French comedian Dieudonné, who has a lengthy criminal record for hate speech and incitement, was refused entry to the country on May 10 by Canada Border Services agents shortly after his arrival at Trudeau Airport from France that afternoon.
His defiant attempt to deliver his scheduled performance in Montreal the next day via videoconference from France did not happen, after the place where he booked space for an audience, the Evo Montreal student residence on Sherbrooke Street, cancelled that reservation at the last minute.
Dieudonné was scheduled to give 10 solo shows at a Montreal art gallery beginning tonight, but the owner of the venue said he has cancelled the shows after the comedian was turned back.
Dieudonné was also booked for two shows in Quebec City and a final one May 18 in Trois-Rivières.
Just hours before Dieudonné M’bala M’bala, which is his full name, flew out of France May 10, he was convicted on yet another hate-related charge by a Paris court and handed a two-month suspended jail sentence and a 10,000-Euro fine.
READ: REFUSED ENTRY INTO CANADA, DIEUDONNÉ VOWS TO TRY AGAIN
It concerned his show last year La Bête immonde, which was found to be racist and inciteful, specifically for its treatment of Jews.
Dieudonné, 50, has received some 15 convictions over the past several years in France, as well as Belgium. In 2014, he was banned from entering the United Kingdom to perform out of concern for public safety.
He is infamous for ridiculing of the Holocaust and describing Jewish conspiracies and nefariousness, as well as for having expressed empathy for the terrorists who committed the murders at the Charlie Hebdo magazine and a kosher supermarket last year in Paris. His comments have been made not only in the form of satire on stage, but in other public platforms.
Canadian Jewish groups had urged that Dieudonné be barred from the country. B’nai Brith filed a formal complaint with the Canada Border Services Agency (CBSA) and the Centre for Israel and Jewish Affairs pressed federal authorities to recognize that Dieudonné’s humour has long crossed the line from comical to criminal.
Montreal Mayor Denis Coderre stated firmly that the Frenchman was not welcome in his city, although Quebec City Mayor Régis Labeaume refused to condemn him.
On May 9, Conservative immigration critic Michelle Rempel called on the federal government to not let Dieudonné in. Heritage Minister Mélanie Joly responded that the decision on whether he would be permitted entry was up to the CBSA. According to immigration law, Canada can ban anyone with a criminal conviction for up to five years afterward.

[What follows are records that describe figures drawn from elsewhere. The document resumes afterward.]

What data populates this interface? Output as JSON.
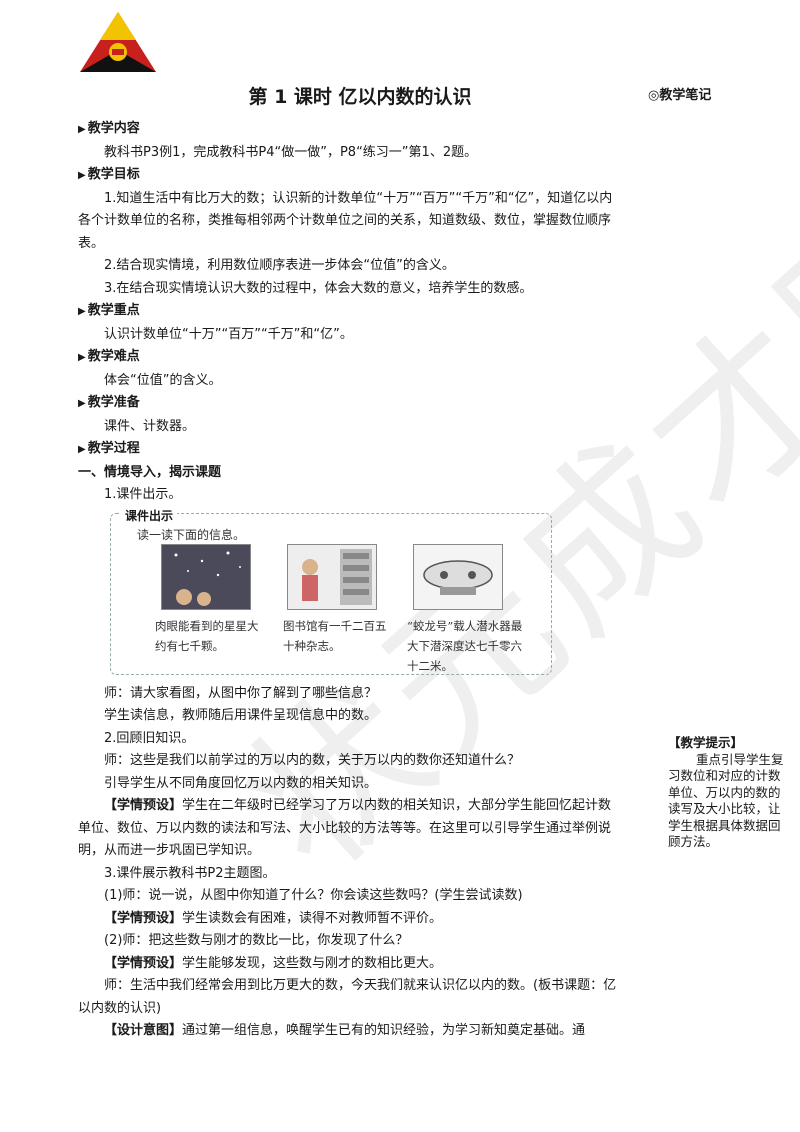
{
  "title": "第 1 课时  亿以内数的认识",
  "side_note": "◎教学笔记",
  "watermark": "状元成才路",
  "sections": {
    "content_h": "教学内容",
    "content": "教科书P3例1，完成教科书P4“做一做”，P8“练习一”第1、2题。",
    "goal_h": "教学目标",
    "goal1": "1.知道生活中有比万大的数；认识新的计数单位“十万”“百万”“千万”和“亿”，知道亿以内各个计数单位的名称，类推每相邻两个计数单位之间的关系，知道数级、数位，掌握数位顺序表。",
    "goal2": "2.结合现实情境，利用数位顺序表进一步体会“位值”的含义。",
    "goal3": "3.在结合现实情境认识大数的过程中，体会大数的意义，培养学生的数感。",
    "key_h": "教学重点",
    "key": "认识计数单位“十万”“百万”“千万”和“亿”。",
    "diff_h": "教学难点",
    "diff": "体会“位值”的含义。",
    "prep_h": "教学准备",
    "prep": "课件、计数器。",
    "proc_h": "教学过程",
    "part1": "一、情境导入，揭示课题",
    "p1": "1.课件出示。"
  },
  "courseware": {
    "label": "课件出示",
    "intro": "读一读下面的信息。",
    "captions": [
      "肉眼能看到的星星大约有七千颗。",
      "图书馆有一千二百五十种杂志。",
      "“蛟龙号”载人潜水器最大下潜深度达七千零六十二米。"
    ]
  },
  "body": {
    "t1": "师：请大家看图，从图中你了解到了哪些信息？",
    "t2": "学生读信息，教师随后用课件呈现信息中的数。",
    "t3": "2.回顾旧知识。",
    "t4": "师：这些是我们以前学过的万以内的数，关于万以内的数你还知道什么？",
    "t5": "引导学生从不同角度回忆万以内数的相关知识。",
    "t6_tag": "【学情预设】",
    "t6": "学生在二年级时已经学习了万以内数的相关知识，大部分学生能回忆起计数单位、数位、万以内数的读法和写法、大小比较的方法等等。在这里可以引导学生通过举例说明，从而进一步巩固已学知识。",
    "t7": "3.课件展示教科书P2主题图。",
    "t8": "(1)师：说一说，从图中你知道了什么？你会读这些数吗？(学生尝试读数)",
    "t9_tag": "【学情预设】",
    "t9": "学生读数会有困难，读得不对教师暂不评价。",
    "t10": "(2)师：把这些数与刚才的数比一比，你发现了什么？",
    "t11_tag": "【学情预设】",
    "t11": "学生能够发现，这些数与刚才的数相比更大。",
    "t12": "师：生活中我们经常会用到比万更大的数，今天我们就来认识亿以内的数。(板书课题：亿以内数的认识)",
    "t13_tag": "【设计意图】",
    "t13": "通过第一组信息，唤醒学生已有的知识经验，为学习新知奠定基础。通"
  },
  "tip": {
    "title": "【教学提示】",
    "body": "重点引导学生复习数位和对应的计数单位、万以内的数的读写及大小比较，让学生根据具体数据回顾方法。"
  },
  "colors": {
    "logo_red": "#c8201c",
    "logo_yellow": "#f2c300",
    "logo_black": "#111111"
  }
}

In the House of Commons May 10, Rempel asked if the government “use[d] its power to prevent this man from entering Canada?”
Public Safety Minister Ralph Goodale responded: “The professional officers of [the CBSA] take all relevant factors into account, including the existence of a criminal record.”

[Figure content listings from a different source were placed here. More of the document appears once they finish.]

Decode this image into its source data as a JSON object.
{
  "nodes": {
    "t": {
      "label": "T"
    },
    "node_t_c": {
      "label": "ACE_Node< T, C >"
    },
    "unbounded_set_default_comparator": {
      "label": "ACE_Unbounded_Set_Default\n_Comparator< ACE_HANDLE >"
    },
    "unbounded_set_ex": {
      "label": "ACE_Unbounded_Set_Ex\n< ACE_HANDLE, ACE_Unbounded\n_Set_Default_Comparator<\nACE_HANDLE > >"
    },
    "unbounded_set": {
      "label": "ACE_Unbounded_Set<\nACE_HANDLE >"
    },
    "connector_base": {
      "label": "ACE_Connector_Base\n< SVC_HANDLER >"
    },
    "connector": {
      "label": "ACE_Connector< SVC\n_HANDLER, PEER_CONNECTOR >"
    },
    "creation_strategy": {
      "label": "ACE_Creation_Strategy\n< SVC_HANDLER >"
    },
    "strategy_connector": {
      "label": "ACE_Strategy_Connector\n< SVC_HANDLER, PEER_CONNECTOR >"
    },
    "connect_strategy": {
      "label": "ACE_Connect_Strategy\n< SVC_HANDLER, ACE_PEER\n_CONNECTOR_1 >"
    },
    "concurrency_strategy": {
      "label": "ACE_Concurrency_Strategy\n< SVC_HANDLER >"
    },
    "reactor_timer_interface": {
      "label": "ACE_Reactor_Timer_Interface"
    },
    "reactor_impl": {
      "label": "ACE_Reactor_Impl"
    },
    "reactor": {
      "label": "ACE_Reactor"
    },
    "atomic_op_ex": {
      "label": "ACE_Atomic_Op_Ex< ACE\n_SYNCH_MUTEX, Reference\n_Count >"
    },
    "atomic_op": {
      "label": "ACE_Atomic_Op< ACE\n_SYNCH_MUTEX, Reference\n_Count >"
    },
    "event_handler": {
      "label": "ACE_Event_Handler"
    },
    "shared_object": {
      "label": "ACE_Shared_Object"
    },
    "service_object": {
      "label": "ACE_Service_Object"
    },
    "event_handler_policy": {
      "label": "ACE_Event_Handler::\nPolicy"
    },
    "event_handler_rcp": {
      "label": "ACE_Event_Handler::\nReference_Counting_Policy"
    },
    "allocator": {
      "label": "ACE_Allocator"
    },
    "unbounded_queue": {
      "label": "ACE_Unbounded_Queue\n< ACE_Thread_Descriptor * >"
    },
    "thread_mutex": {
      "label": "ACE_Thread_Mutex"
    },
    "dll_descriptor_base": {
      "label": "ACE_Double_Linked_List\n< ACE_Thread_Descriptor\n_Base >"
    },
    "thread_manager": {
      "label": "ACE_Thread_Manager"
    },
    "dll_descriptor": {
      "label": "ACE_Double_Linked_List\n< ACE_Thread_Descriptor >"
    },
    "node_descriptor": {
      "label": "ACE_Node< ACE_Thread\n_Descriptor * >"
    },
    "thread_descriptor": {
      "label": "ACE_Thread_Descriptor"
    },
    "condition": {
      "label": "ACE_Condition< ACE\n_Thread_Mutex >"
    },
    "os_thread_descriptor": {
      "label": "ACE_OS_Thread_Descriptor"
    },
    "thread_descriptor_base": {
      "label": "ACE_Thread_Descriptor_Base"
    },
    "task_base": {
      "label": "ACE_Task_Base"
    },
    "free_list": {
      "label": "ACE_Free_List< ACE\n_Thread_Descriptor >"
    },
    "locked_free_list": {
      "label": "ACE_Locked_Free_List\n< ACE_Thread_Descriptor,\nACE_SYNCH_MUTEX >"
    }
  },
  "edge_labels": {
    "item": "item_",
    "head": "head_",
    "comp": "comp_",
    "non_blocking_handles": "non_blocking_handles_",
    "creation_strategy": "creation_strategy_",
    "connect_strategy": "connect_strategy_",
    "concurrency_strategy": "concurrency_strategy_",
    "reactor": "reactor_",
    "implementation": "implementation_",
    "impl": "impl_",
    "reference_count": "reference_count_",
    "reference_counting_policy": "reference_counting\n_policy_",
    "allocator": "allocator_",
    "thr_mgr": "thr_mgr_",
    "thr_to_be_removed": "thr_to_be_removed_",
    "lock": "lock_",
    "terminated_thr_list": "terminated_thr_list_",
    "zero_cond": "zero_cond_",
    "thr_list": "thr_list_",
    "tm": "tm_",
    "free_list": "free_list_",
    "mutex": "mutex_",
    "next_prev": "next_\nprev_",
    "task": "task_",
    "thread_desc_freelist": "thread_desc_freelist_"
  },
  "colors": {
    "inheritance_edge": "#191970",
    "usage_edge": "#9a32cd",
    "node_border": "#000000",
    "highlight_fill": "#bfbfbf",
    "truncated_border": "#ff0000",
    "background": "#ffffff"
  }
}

CIJA applauded the CSBA’s decision. In a May 11 statement, Quebec co-chair Rabbi Reuben Poupko said: “Admissibility to Canada is not a right, but a privilege. Dieudonné forfeited this privilege with his numerous criminal convictions… The border services agents made the right call yesterday in upholding specific criteria required for entry into the country…
“In the context of a rise in violent and deadly anti-Semitism in Europe, professional anti-Semitic agitator Dieudonné is not welcome in Quebec or Canada tomorrow anymore than he was today.”

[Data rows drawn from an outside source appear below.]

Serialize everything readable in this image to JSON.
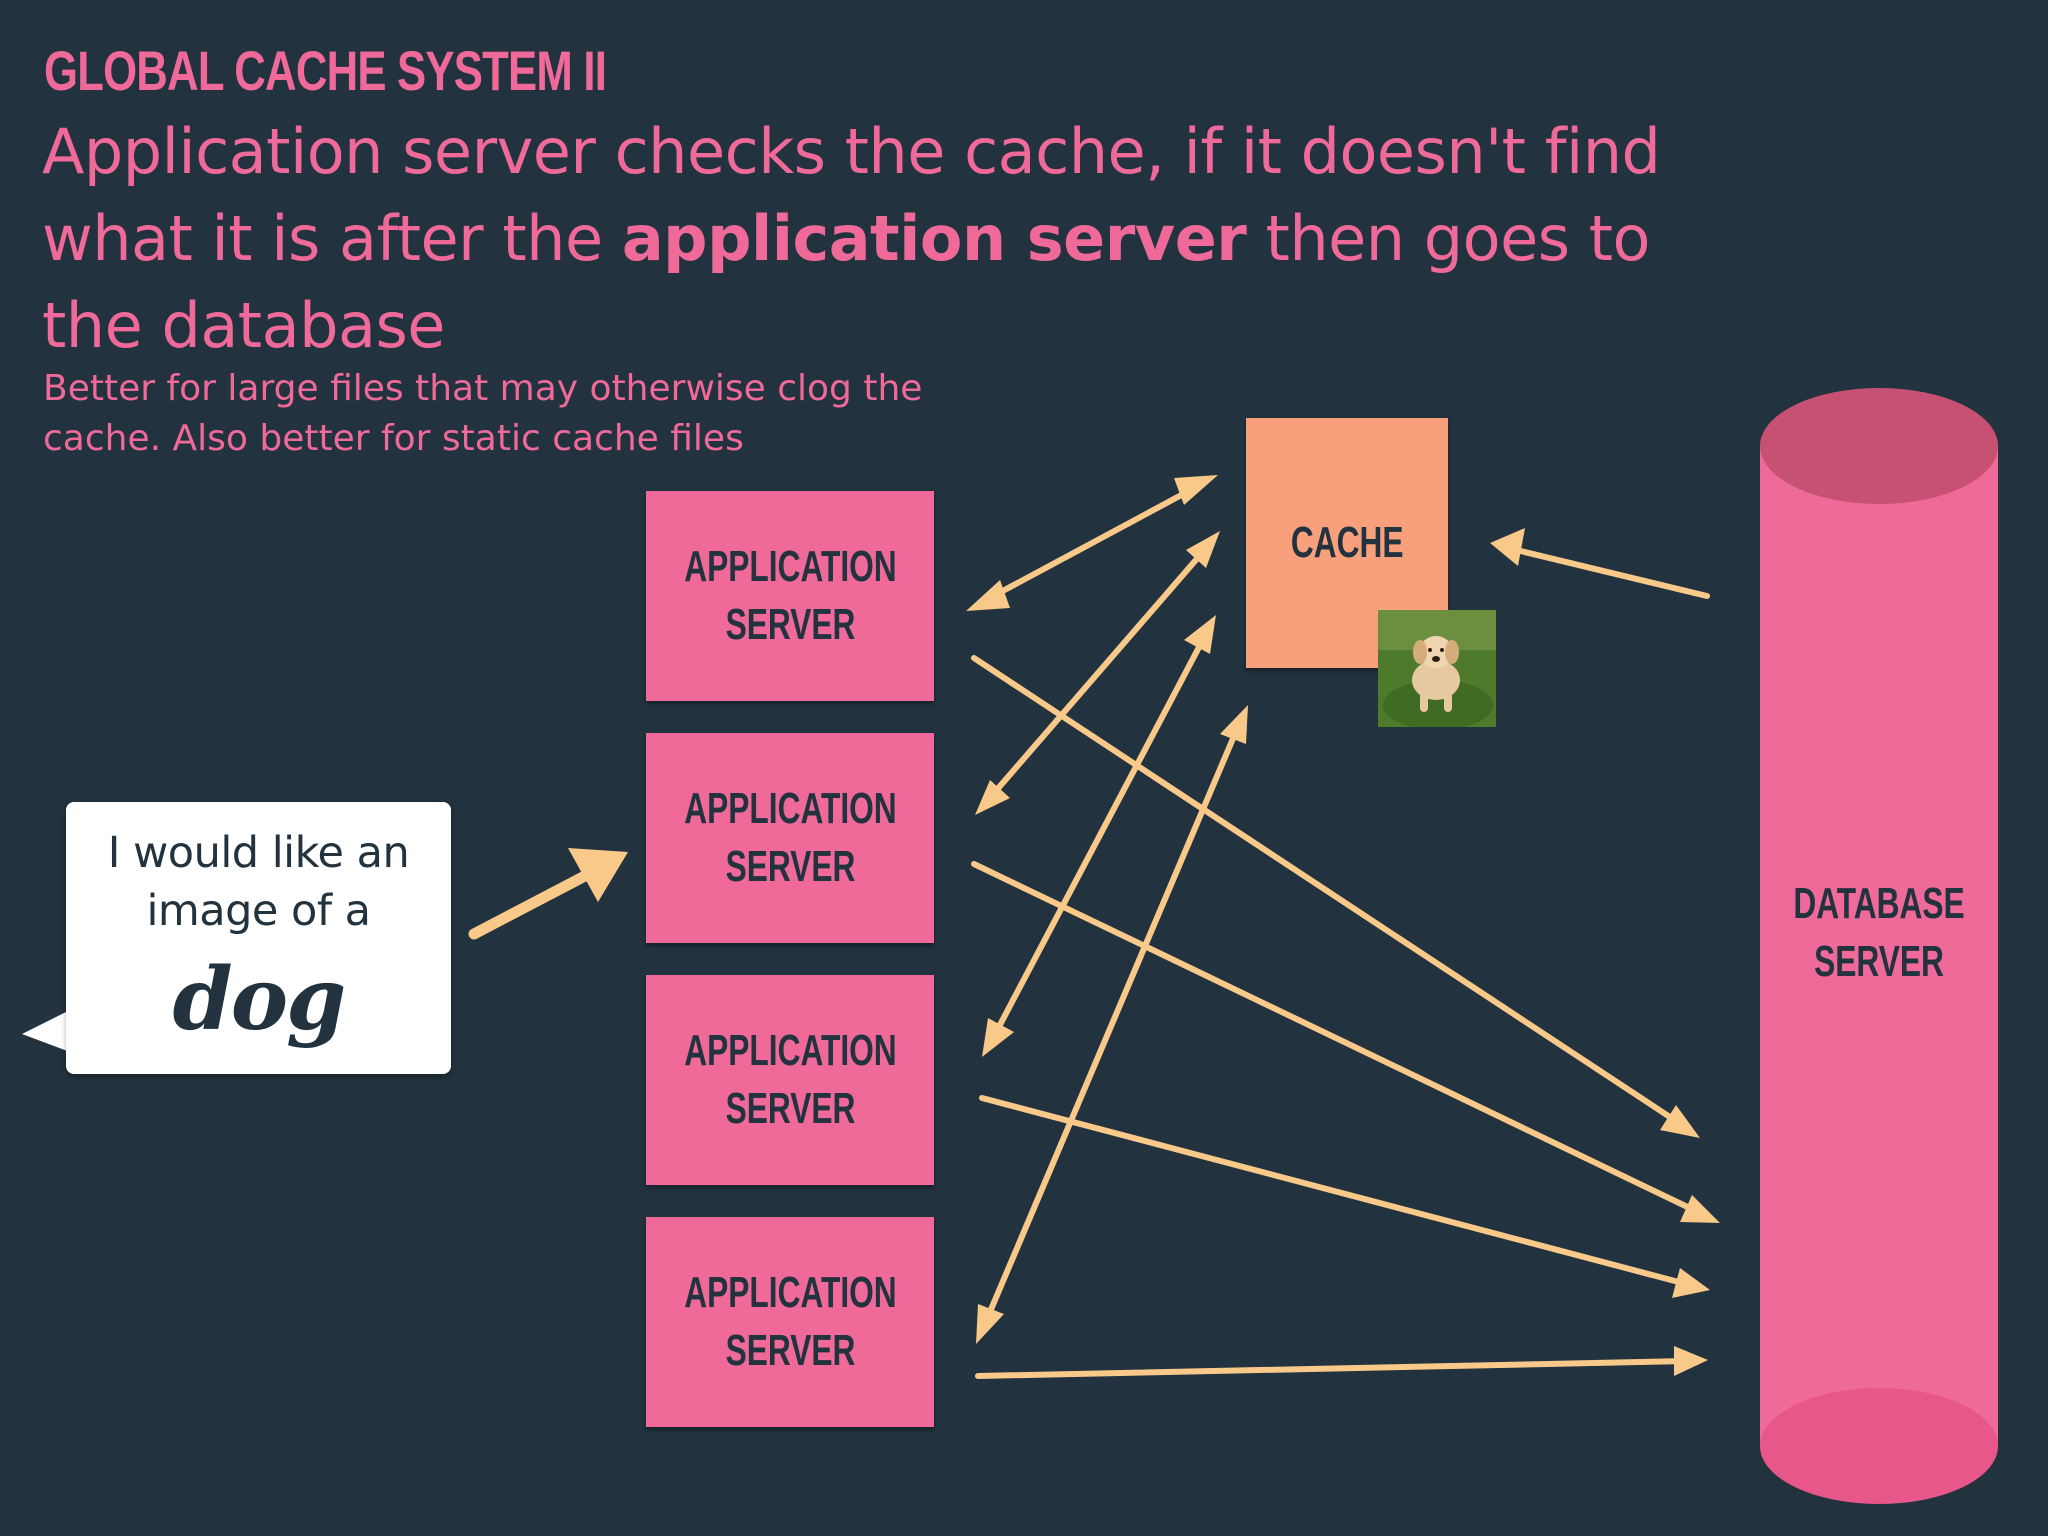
{
  "slide": {
    "title": "GLOBAL CACHE SYSTEM II",
    "subtitle_part1": "Application server checks the cache, if it doesn't find what it is after the ",
    "subtitle_bold": "application server",
    "subtitle_part2": " then goes to the database",
    "note": "Better for large files that may otherwise clog the cache. Also better for static cache files"
  },
  "diagram": {
    "app_servers": [
      {
        "label": "APPLICATION\nSERVER"
      },
      {
        "label": "APPLICATION\nSERVER"
      },
      {
        "label": "APPLICATION\nSERVER"
      },
      {
        "label": "APPLICATION\nSERVER"
      }
    ],
    "cache": {
      "label": "CACHE"
    },
    "database": {
      "label": "DATABASE\nSERVER"
    },
    "request_bubble": {
      "line1": "I would like an",
      "line2": "image of a",
      "emphasis": "dog"
    }
  },
  "colors": {
    "background": "#22323e",
    "pink": "#ef6a98",
    "cache": "#f8a07c",
    "arrow": "#f9c98a",
    "dark_text": "#22323e"
  }
}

The Friends of Simon Wiesenthal Center for Holocaust Studies also commented.
“We are pleased that Dieudonné was sent back home,” the organization’s president and CEO Avi Benlolo said in a May 10 statement. “At the same time, we are saddened that he was invited to Montreal in the first place and, despite his racism, he filled 10 shows [a total of 2,000 seats].
“Given that he has publicly denied the Holocaust and frequently makes jokes about gas chambers and invented Jewish conspiracies, what does this say about our social environment?”
Guy Chigoho, owner of Espace Mushagalusa, the venue where the shows were scheduled to take place, said he found nothing of a racist or hateful nature in the script for the show Dieudonné was to perform, called En Paix.
READ: DIEUDONNÉ BARRED FROM ENTERING CANADA, RETURNS TO FRANCE
The local promoter of the Quebec City shows, Gino Sainte-Marie, a founder of the Festival de jazz de Québec, similarly defended the material, which he had also seen in advance. En Paix has been staged over the past year throughout France without any legal issues, he pointed out.
Dieudonné was to have taken to the stage at LaScène Lebourgneuf. He was last in Quebec City in 2008, when he was a star of the ComediHa! Fest.
His last scheduled show in Montreal in 2012 at the Corona Theatre, booked by major promoter Evenko, was cancelled after Jewish groups protested.